Alys’s jealousy and her resentment stretched before Alinor for the first time, as if she was seeing the waste of Foulmire for the first time, in its vast emptiness, and smelling its mud.
“I can’t afford to offend anyone,” Alinor said quietly, the words forced from her. “If I want to earn enough to put food on the table for the two of you, I can’t afford pride.”
“I know,” Alys said.
“And Rob is not more precious than you.” She choked on her words. “Nothing in my world is more precious than you.”
“I know,” Alys repeated. She put her arm round her mother’s shoulder and held her closely. “I know what you’ve done for us. I don’t know half of what you’ve suffered—for us. You’ve been mother and father to us, I know. And it was too much for any woman to do on her own. I’m grateful, I am—really. But I’m only saying that I can’t be like you. I can’t do what you do. I can’t bend under the wheel. I can’t stand it. I’d rather risk everything than settle for a poor life, like you have.”
“You think I’ve settled for poverty?”
“Yes,” said Alys with the blunt cruelty of the young.
“I understand,” her mother said quietly. “I do understand wanting to be proud, being in love, being reckless.”
“Do you?”
She nodded, pressing her lips closed on her secret. Only last night she had been proud of her desire, entranced by lovemaking, and reckless. “I do know,” she repeated.
They stood for a moment, holding each other close, then they turned and walked side by side up the road to Chichester.
“I’m sorry,” Alys said quietly. “You know I love you.

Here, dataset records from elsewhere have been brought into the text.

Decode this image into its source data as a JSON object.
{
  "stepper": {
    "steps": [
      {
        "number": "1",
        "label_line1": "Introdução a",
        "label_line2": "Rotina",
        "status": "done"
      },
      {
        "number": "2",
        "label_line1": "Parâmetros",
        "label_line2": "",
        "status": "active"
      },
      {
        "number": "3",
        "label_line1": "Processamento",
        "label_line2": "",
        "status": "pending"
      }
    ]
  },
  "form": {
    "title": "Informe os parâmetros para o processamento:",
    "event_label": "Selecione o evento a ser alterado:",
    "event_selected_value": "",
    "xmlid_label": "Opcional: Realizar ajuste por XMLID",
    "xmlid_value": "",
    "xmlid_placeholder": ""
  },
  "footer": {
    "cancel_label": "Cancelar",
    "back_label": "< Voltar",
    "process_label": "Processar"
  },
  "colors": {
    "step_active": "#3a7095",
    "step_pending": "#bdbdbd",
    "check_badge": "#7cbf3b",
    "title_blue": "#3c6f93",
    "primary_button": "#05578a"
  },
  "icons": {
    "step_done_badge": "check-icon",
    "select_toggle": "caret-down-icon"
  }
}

I didn’t mean to say all that.”
“I know.”
They walked a few minutes in silence then Alinor spoke: “This life isn’t what I intended for myself. It isn’t what my mother wanted for me. She thought Zachary was a man with his own boat, who’d do well. She thought we’d be neighbors, and she and I would work together, and he’d make a better life for me. She thought Ned would inherit the ferry, and have a good wife and a child of his own, and I’d have money coming in from Zachary and we’d live next door to my brother in our home. She couldn’t foresee that Mary would die, and that your father’d turn out bad.”
They walked in silence for a while until they heard a shout from behind and turned to see a farmer with a wagon piled high with fleeces, his wife sitting up beside him with baskets of cheeses.

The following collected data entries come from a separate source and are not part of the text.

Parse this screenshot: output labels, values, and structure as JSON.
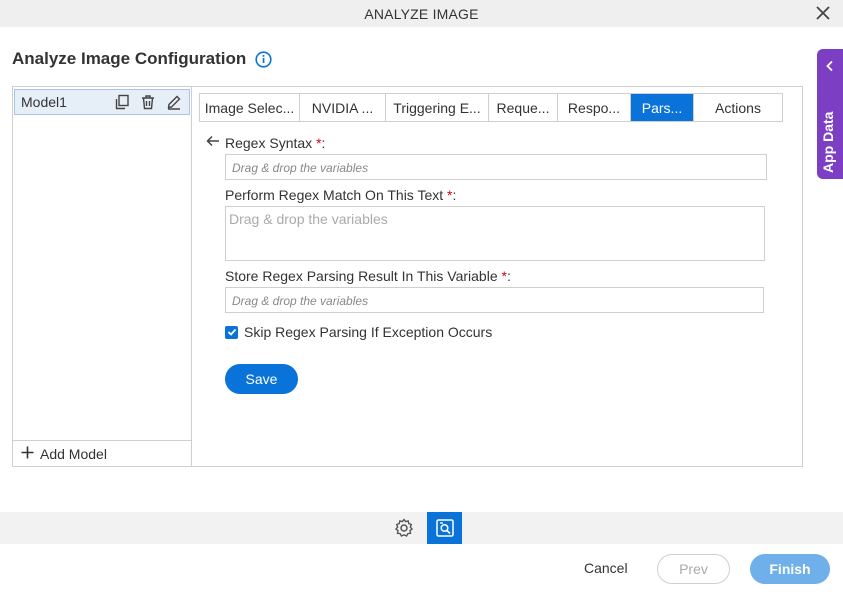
{
  "window": {
    "title": "ANALYZE IMAGE"
  },
  "page": {
    "title": "Analyze Image Configuration"
  },
  "models": {
    "items": [
      {
        "label": "Model1"
      }
    ],
    "add_label": "Add Model"
  },
  "tabs": [
    {
      "label": "Image Selec..."
    },
    {
      "label": "NVIDIA ..."
    },
    {
      "label": "Triggering E..."
    },
    {
      "label": "Reque..."
    },
    {
      "label": "Respo..."
    },
    {
      "label": "Pars...",
      "active": true
    },
    {
      "label": "Actions"
    }
  ],
  "form": {
    "regex_label": "Regex Syntax",
    "regex_placeholder": "Drag & drop the variables",
    "match_label": "Perform Regex Match On This Text",
    "match_placeholder": "Drag & drop the variables",
    "store_label": "Store Regex Parsing Result In This Variable",
    "store_placeholder": "Drag & drop the variables",
    "required_mark": "*",
    "colon": ":",
    "skip_label": "Skip Regex Parsing If Exception Occurs",
    "skip_checked": true,
    "save_label": "Save"
  },
  "side_panel": {
    "label": "App Data"
  },
  "footer": {
    "cancel_label": "Cancel",
    "prev_label": "Prev",
    "finish_label": "Finish"
  },
  "colors": {
    "accent": "#0a73d9",
    "app_data": "#7c3fc4",
    "required": "#d0021b",
    "finish_disabled": "#6fb0ea"
  },
  "icons": {
    "close": "close-icon",
    "info": "info-icon",
    "copy": "copy-icon",
    "delete": "trash-icon",
    "edit": "pencil-icon",
    "add": "plus-icon",
    "back": "arrow-left-icon",
    "app_data_toggle": "chevron-left-icon",
    "settings": "gear-icon",
    "image_analyze": "image-search-icon",
    "checkbox": "checkmark-icon"
  }
}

“Going to market?” he asked as they paused on the side of the road and turned to him. “Ah, Mrs. Reekie, I didn’t recognize you, out of your way, on the Birdham road. Are you going to Chichester market?”

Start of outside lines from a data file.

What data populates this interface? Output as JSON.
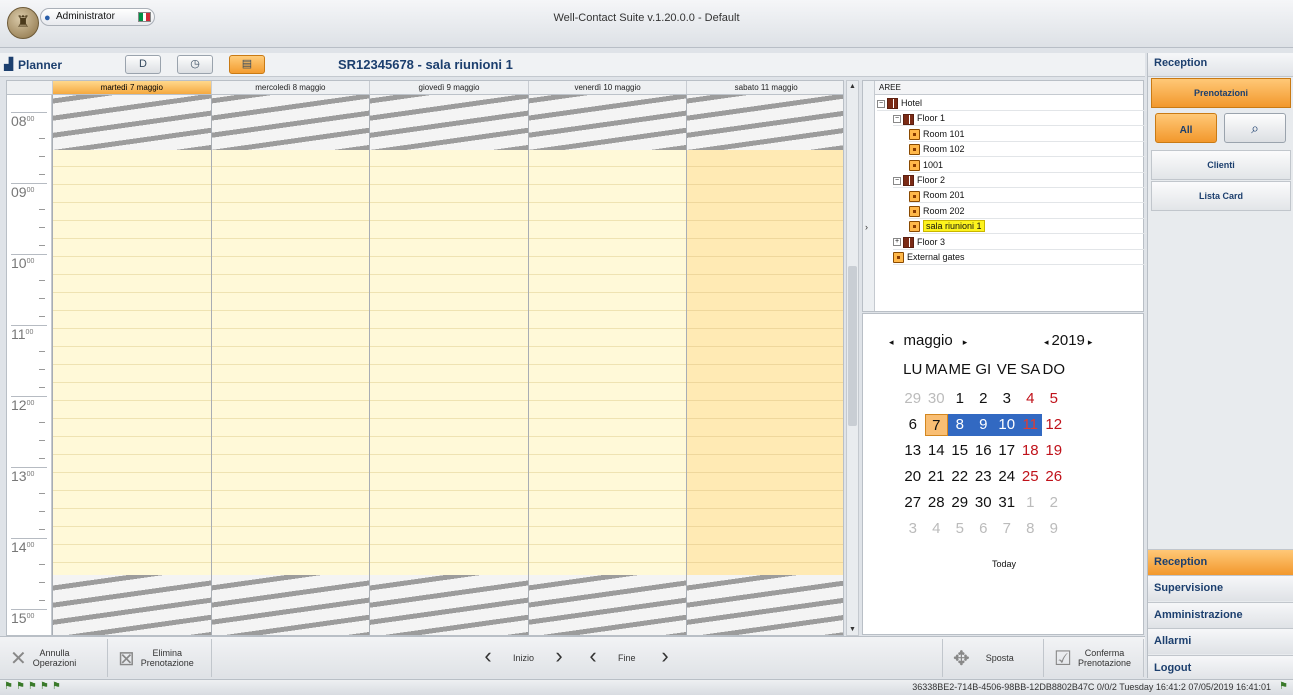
{
  "window": {
    "title": "Well-Contact Suite v.1.20.0.0 - Default"
  },
  "user": {
    "name": "Administrator",
    "flag_colors": [
      "#009246",
      "#ffffff",
      "#ce2b37"
    ]
  },
  "planner": {
    "label": "Planner",
    "room_title": "SR12345678 - sala riunioni 1",
    "view_buttons": [
      {
        "name": "day-view",
        "glyph": "D"
      },
      {
        "name": "time-view",
        "glyph": "◷"
      },
      {
        "name": "week-view",
        "glyph": "▤",
        "active": true
      }
    ],
    "days": [
      {
        "label": "martedì 7 maggio",
        "active": true
      },
      {
        "label": "mercoledì 8 maggio"
      },
      {
        "label": "giovedì 9 maggio"
      },
      {
        "label": "venerdì 10 maggio"
      },
      {
        "label": "sabato 11 maggio"
      }
    ],
    "hours": [
      "08",
      "09",
      "10",
      "11",
      "12",
      "13",
      "14",
      "15"
    ],
    "hour_minutes": "00"
  },
  "tree": {
    "header": "AREE",
    "nodes": [
      {
        "label": "Hotel",
        "type": "area",
        "level": 0,
        "exp": "−"
      },
      {
        "label": "Floor 1",
        "type": "area",
        "level": 1,
        "exp": "−"
      },
      {
        "label": "Room 101",
        "type": "room",
        "level": 2
      },
      {
        "label": "Room 102",
        "type": "room",
        "level": 2
      },
      {
        "label": "1001",
        "type": "room",
        "level": 2
      },
      {
        "label": "Floor 2",
        "type": "area",
        "level": 1,
        "exp": "−"
      },
      {
        "label": "Room 201",
        "type": "room",
        "level": 2
      },
      {
        "label": "Room 202",
        "type": "room",
        "level": 2
      },
      {
        "label": "sala riunioni 1",
        "type": "room",
        "level": 2,
        "selected": true
      },
      {
        "label": "Floor 3",
        "type": "area",
        "level": 1,
        "exp": "+"
      },
      {
        "label": "External gates",
        "type": "room",
        "level": 1
      }
    ]
  },
  "calendar": {
    "month": "maggio",
    "year": "2019",
    "weekdays": [
      "LU",
      "MA",
      "ME",
      "GI",
      "VE",
      "SA",
      "DO"
    ],
    "weeks": [
      [
        {
          "d": "29",
          "dim": true
        },
        {
          "d": "30",
          "dim": true
        },
        {
          "d": "1"
        },
        {
          "d": "2"
        },
        {
          "d": "3"
        },
        {
          "d": "4",
          "we": true
        },
        {
          "d": "5",
          "we": true
        }
      ],
      [
        {
          "d": "6"
        },
        {
          "d": "7",
          "today": true
        },
        {
          "d": "8",
          "sel": true
        },
        {
          "d": "9",
          "sel": true
        },
        {
          "d": "10",
          "sel": true
        },
        {
          "d": "11",
          "sel": true,
          "we": true
        },
        {
          "d": "12",
          "we": true
        }
      ],
      [
        {
          "d": "13"
        },
        {
          "d": "14"
        },
        {
          "d": "15"
        },
        {
          "d": "16"
        },
        {
          "d": "17"
        },
        {
          "d": "18",
          "we": true
        },
        {
          "d": "19",
          "we": true
        }
      ],
      [
        {
          "d": "20"
        },
        {
          "d": "21"
        },
        {
          "d": "22"
        },
        {
          "d": "23"
        },
        {
          "d": "24"
        },
        {
          "d": "25",
          "we": true
        },
        {
          "d": "26",
          "we": true
        }
      ],
      [
        {
          "d": "27"
        },
        {
          "d": "28"
        },
        {
          "d": "29"
        },
        {
          "d": "30"
        },
        {
          "d": "31"
        },
        {
          "d": "1",
          "dim": true
        },
        {
          "d": "2",
          "dim": true
        }
      ],
      [
        {
          "d": "3",
          "dim": true
        },
        {
          "d": "4",
          "dim": true
        },
        {
          "d": "5",
          "dim": true
        },
        {
          "d": "6",
          "dim": true
        },
        {
          "d": "7",
          "dim": true
        },
        {
          "d": "8",
          "dim": true
        },
        {
          "d": "9",
          "dim": true
        }
      ]
    ],
    "today_label": "Today"
  },
  "toolbar": {
    "annulla": [
      "Annulla",
      "Operazioni"
    ],
    "elimina": [
      "Elimina",
      "Prenotazione"
    ],
    "inizio": "Inizio",
    "fine": "Fine",
    "sposta": "Sposta",
    "conferma": [
      "Conferma",
      "Prenotazione"
    ]
  },
  "right_panel": {
    "title": "Reception",
    "prenotazioni": "Prenotazioni",
    "clienti": "Clienti",
    "lista_card": "Lista Card",
    "all_glyph": "All",
    "menu": [
      {
        "label": "Reception",
        "active": true
      },
      {
        "label": "Supervisione"
      },
      {
        "label": "Amministrazione"
      },
      {
        "label": "Allarmi"
      },
      {
        "label": "Logout"
      }
    ]
  },
  "status": {
    "text": "36338BE2-714B-4506-98BB-12DB8802B47C 0/0/2 Tuesday 16:41:2 07/05/2019 16:41:01"
  },
  "colors": {
    "accent_orange": "#f39c30",
    "selection_blue": "#3269c2",
    "weekend_red": "#c0121a",
    "header_blue": "#1c3f6e"
  }
}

“Yes,” Alinor said, smiling brightly. “And this is my girl, Alys.”
“Grown like a weed,” he said. “I remember you when you were a little tot. Would you like a lift?”
“Come up and sit on the bench beside me,” his wife said to Alinor. “Alys can go in the back on the fleeces if she doesn’t object.”
“Thank you,” Alinor said gratefully, as the goodwife leaned down and offered a hand to help Alinor up to the driver’s bench and Alys put one foot on the hub band, the other on the spokes, and clambered up.
“Are you selling some of your oils?” the woman asked, looking at Alinor’s basket.
“Yes,” Alinor said. “And buying some lace for Mrs. Miller, if there’s anything good to be had.”
“Terrible dear,” the farmer’s wife said. “I wonder she doesn’t make her own.”
Alinor, knowing that anything she said would be repeated, smiled and made no comment.
“But I suppose they’re doing so well, she can afford to buy,” the woman said.
“I don’t know,” Alinor said levelly.
“Oh, weren’t you there at harvest home? Didn’t we all see the best wheat harvest they’ve ever had? And don’t they sell half of it for profit and send it out of the county? And her yaddering away all dinnertime with Master Walter’s tutor from Cambridge, as if she were as good as him? As if she would have anything to say to him that he would want to hear!”